Vu l’ampleur de la corruption, l’arrêter sans créer des sources alternatives de financement reviendrait soit à arrêter l’économie toute entière soit à voir apparaître d’autres formes plus sophistiquées de malversation. De ce fait, il faut créer, sans attendre des possibilités de créer de la richesse et de permettre à chaque Malien d’accéder à la richesse créée. Cela est une tâche technique urgente qui ne peut être réglée que par le circuit bancaire. Une tâche cependant simplifiée du fait que des collatéraux ont déjà été créés (grâce à la corruption). Puisqu’ils existent, utilisons les maintenant pour le bien public.

Ces collatéraux peuvent supporter une création monétaire vertueuse, sans effet inflationniste. Mais, attention, tout le monde ne peut être bénéficiaire de ce financement. Le choix des bénéficiaires et le mode de distribution des produits bancaires à créer seront la garantie de la réussite ou de l’échec de l’opération elle-même. Voilà une des directions vers lesquelles les intellectuels maliens doivent travailler pour permettre aux partis politiques de construire des projets politiques et de gouvernement pour notre pays.
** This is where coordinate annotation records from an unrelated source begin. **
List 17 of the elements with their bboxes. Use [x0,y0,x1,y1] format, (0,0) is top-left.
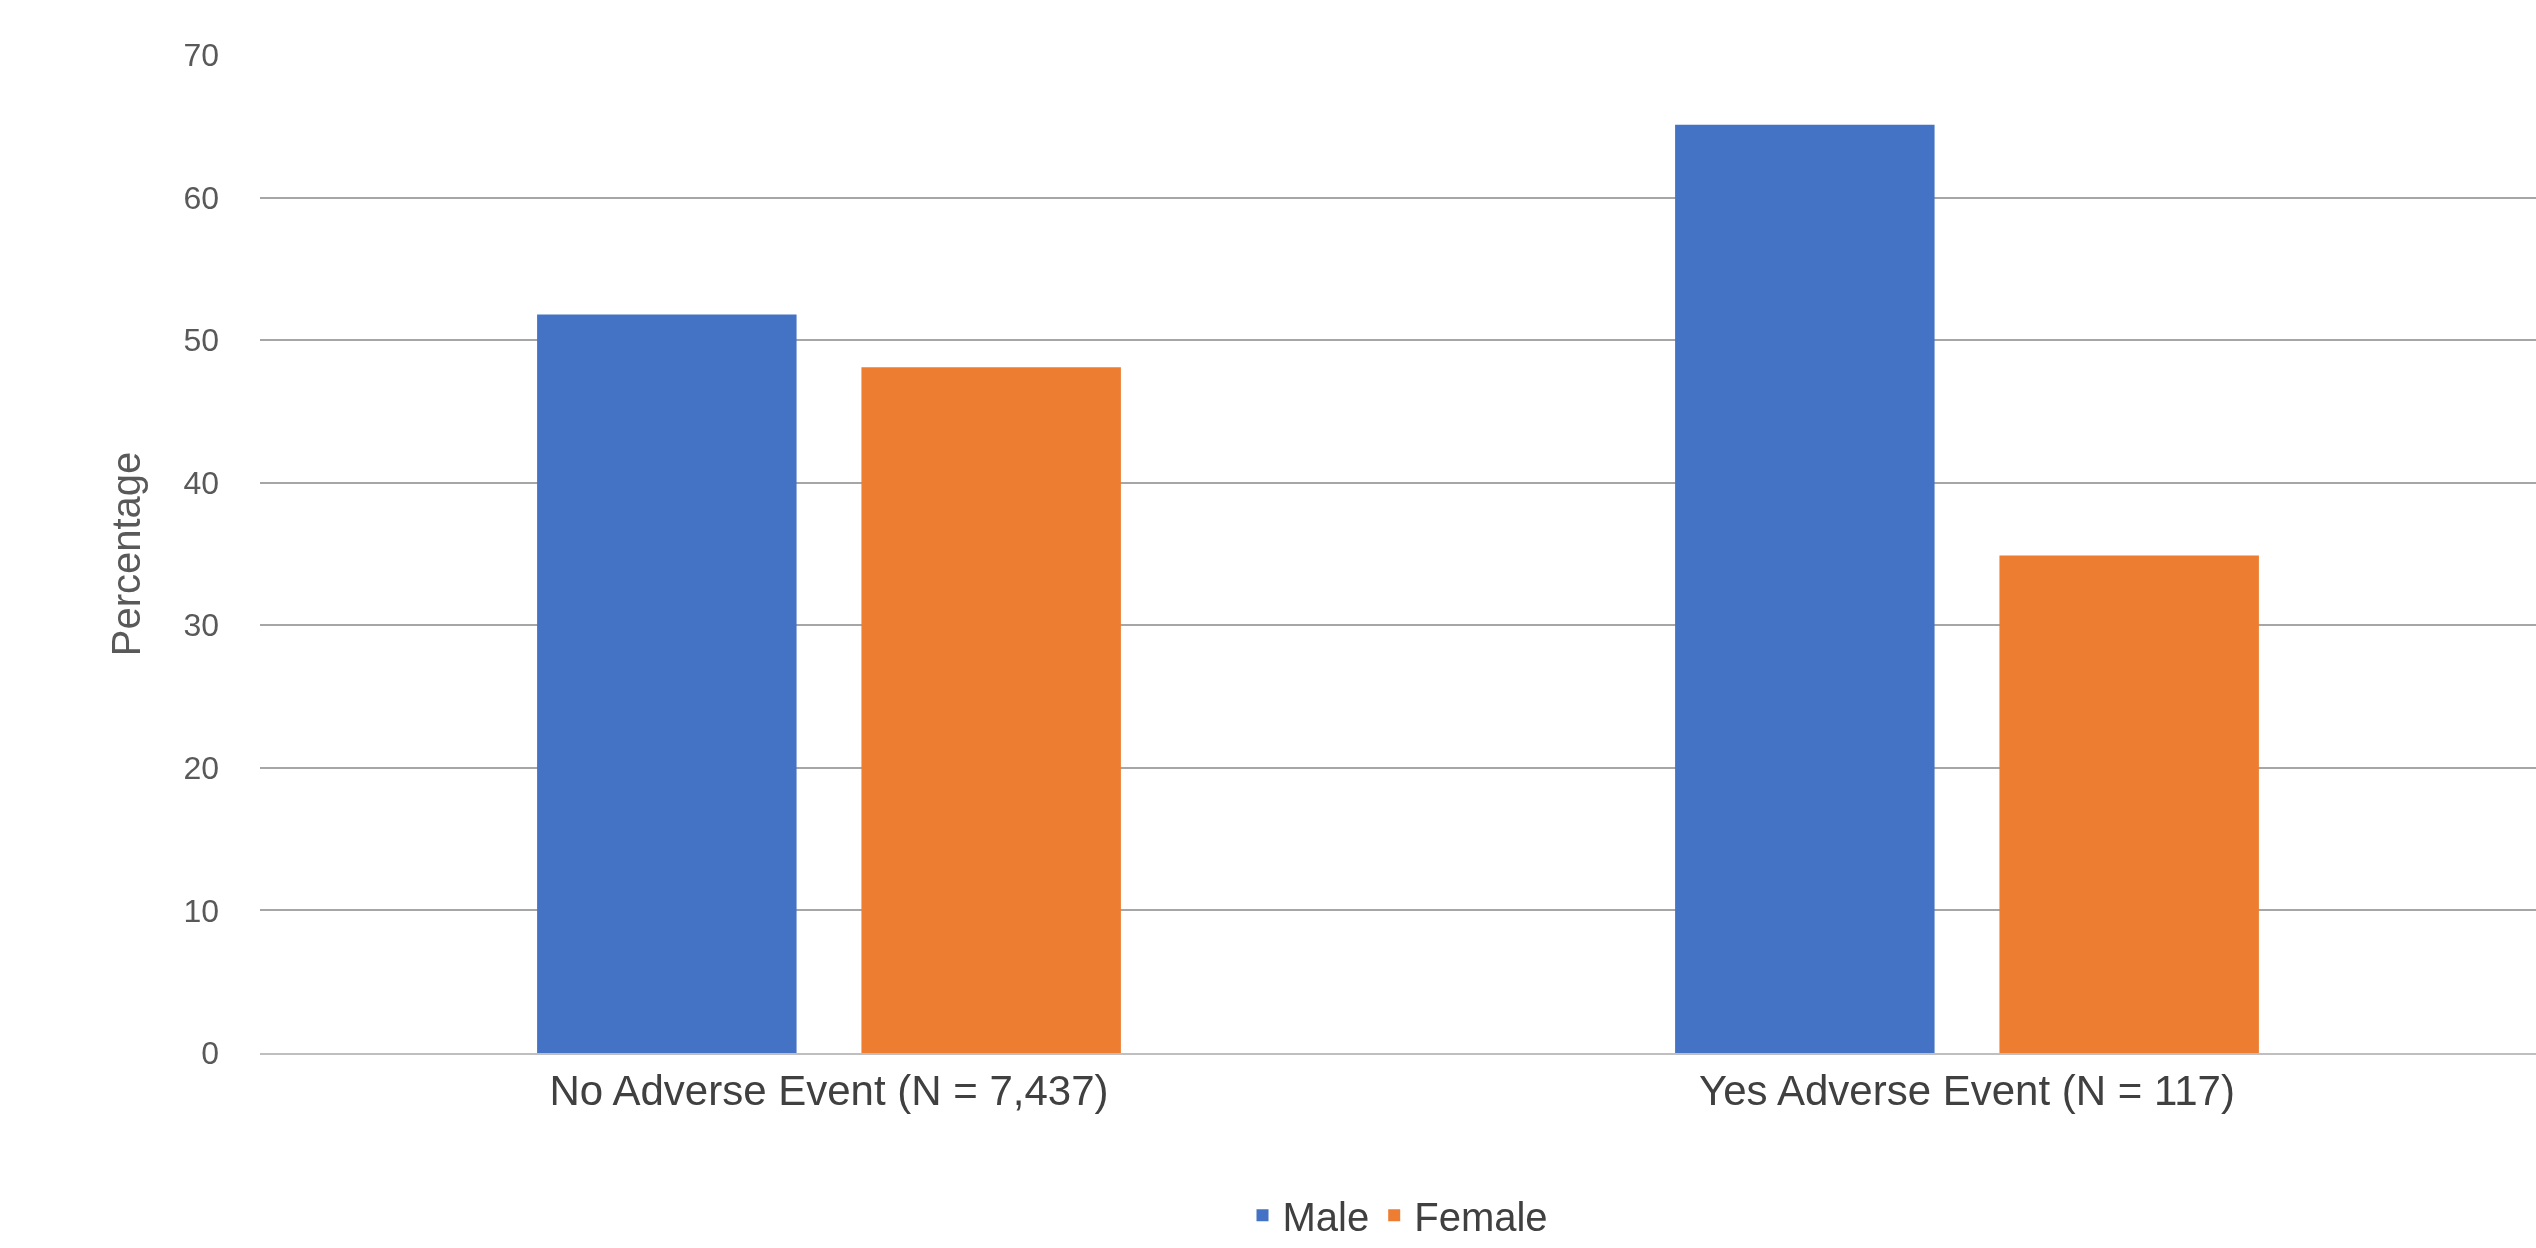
bar [537,314,797,1053]
x-tick-label: No Adverse Event (N = 7,437) [549,1067,1109,1115]
y-tick-label: 0 [201,1035,219,1072]
bar [861,367,1121,1053]
y-tick-label: 10 [183,892,219,929]
y-tick-label: 50 [183,322,219,359]
legend-label: Female [1414,1194,1548,1239]
y-tick-label: 40 [183,464,219,501]
y-tick-label: 30 [183,607,219,644]
y-tick-label: 70 [183,37,219,74]
bar [1999,555,2259,1053]
y-tick-label: 60 [183,179,219,216]
legend-label: Male [1282,1194,1370,1239]
bar [1675,124,1935,1053]
x-tick-label: Yes Adverse Event (N = 117) [1699,1067,2235,1115]
y-tick-label: 20 [183,750,219,787]
y-axis-title: Percentage [103,451,148,657]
Cet argumentaire me permet aussi d’expliquer un peu mieux le fossé entre le gouvernement malien et le Pnud relativement au classement récent attribué à notre pays par cet organisme. A ce sujet, je voudrais d’abord dire, après avoir lu les documents signés de M. le ministre du Plan que le service de la communication de la présidence m’a fait parvenir sur les « Performances de l’économie nationale de 2002 à 2005 » qu’il n’y a pas de conflit entre le gouvernement et le Pnud, chacun est simplement dans son rôle en parlant de ce qui le concerne.

Le gouvernement parle de « ce qui a été fait » et le Pnud parle de « ce que l’on peut espérer de ce qui a été fait ». Les indices du Pnud sont un indicateur de tendance et non un jugement de valeur. Nous Maliens devront comprendre que notre économie, actuellement, vit grâce à la corruption, à l’endettement national (les importations sans contrepartie) et l’aide extérieure. Ceci ne peut permettre de construire un pays. Toutes les statistiques montrent que l’ensemble des habitants de la planète vivant actuellement sous la ligne de pauvreté absolue continuera à s’accroître de façon impressionnante dans les 30 à 50 ans à venir. Nous sommes réellement sur la voie de contribuer à alimenter ce grossissement de la masse planétaire des personnes absolument pauvres.

Ce n’est pas un gouvernement qui est à blâmer, mais notre comportement collectif (qui détruit plus qu’il ne crée de richesse) aggravé par l’irresponsabilité collective des partis politiques qui devraient se comporter en leaders, éducateurs et informateurs de la population.

Malheureusement, de nombreux dirigeants de partis lorsqu’ils sont en charge des affaires de la nation, donnent l’impression que ceux-ci ne sont que de vulgaires associations de malfaiteurs. Comme dans la « Divine Comédie » de Dante Alighieri, pour avoir lié l’Amour (de la Patrie) aux biens matériels, ils retrouveront au plus profond des 9 cercles de l’enfer les politiciens et bourgeois de Florence qui ont menti au peuple, trompé le peuple et forgé de la fausse monnaie.